# Straining Honey



## power napper (Apr 2, 2005)

After all the bubbles and wax rise to the top in a couple days, place a piece of plastic wrap on top of the container and let it make contact with the surface--gently pat it down--when you lift up the plastic wrap the floaters come with it, you may have to do it more than one time. Have a plate or something to slide under the dripping plastic wrap so you do not get the honey everywhere.


----------



## [email protected] (Aug 1, 2004)

Go to any fabric store and ask for Organdy. It is a type of nylon and is great for straining honey. But...honey must be at least 110 degrees to go through it!


----------



## Sundance (Sep 9, 2004)

Here's a handy 5 gallon filter that comes in 100, 200, 300, and 400 micron mesh.

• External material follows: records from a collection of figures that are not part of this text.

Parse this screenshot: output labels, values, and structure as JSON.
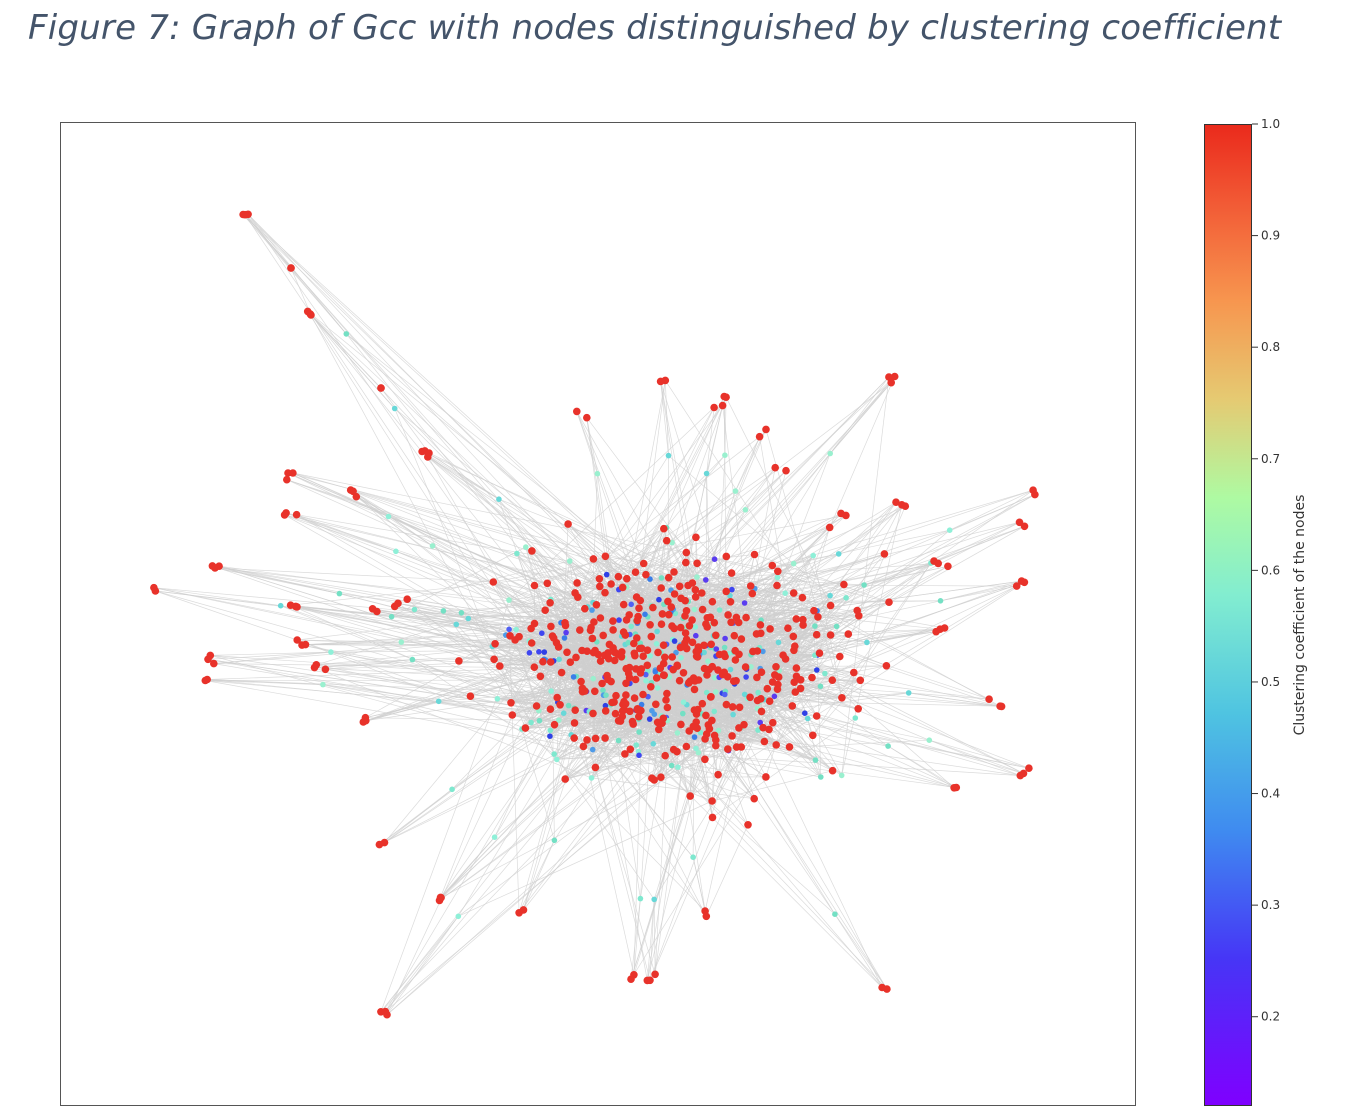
{
  "figure": {
    "caption": "Figure 7: Graph of Gcc with nodes distinguished by clustering coefficient"
  },
  "colorbar": {
    "label": "Clustering coefficient of the nodes",
    "ticks": [
      "1.0",
      "0.9",
      "0.8",
      "0.7",
      "0.6",
      "0.5",
      "0.4",
      "0.3",
      "0.2"
    ],
    "range": [
      0.12,
      1.0
    ],
    "colormap": "rainbow"
  },
  "colors": {
    "high": "#e8322a",
    "mid": "#7fe8cf",
    "low": "#3f46f0",
    "edge": "#cfcfcf",
    "caption": "#44546a"
  }
}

http://cgi.ebay.com/ebaymotors/5-Gallon-Bucket-top-strainer-filter-100-MICRON_W0QQcmdZViewItemQQcategoryZ33660QQitemZ8063994243QQrdZ1QQsspagenameZWDVW


----------



## AstroBee (Jan 3, 2003)

You can get the same 5 gal filter from Dadant for almost $2 cheaper. See:

http://www.dadant.com/catalog/product_info.php?cPath=35_75&products_id=419


----------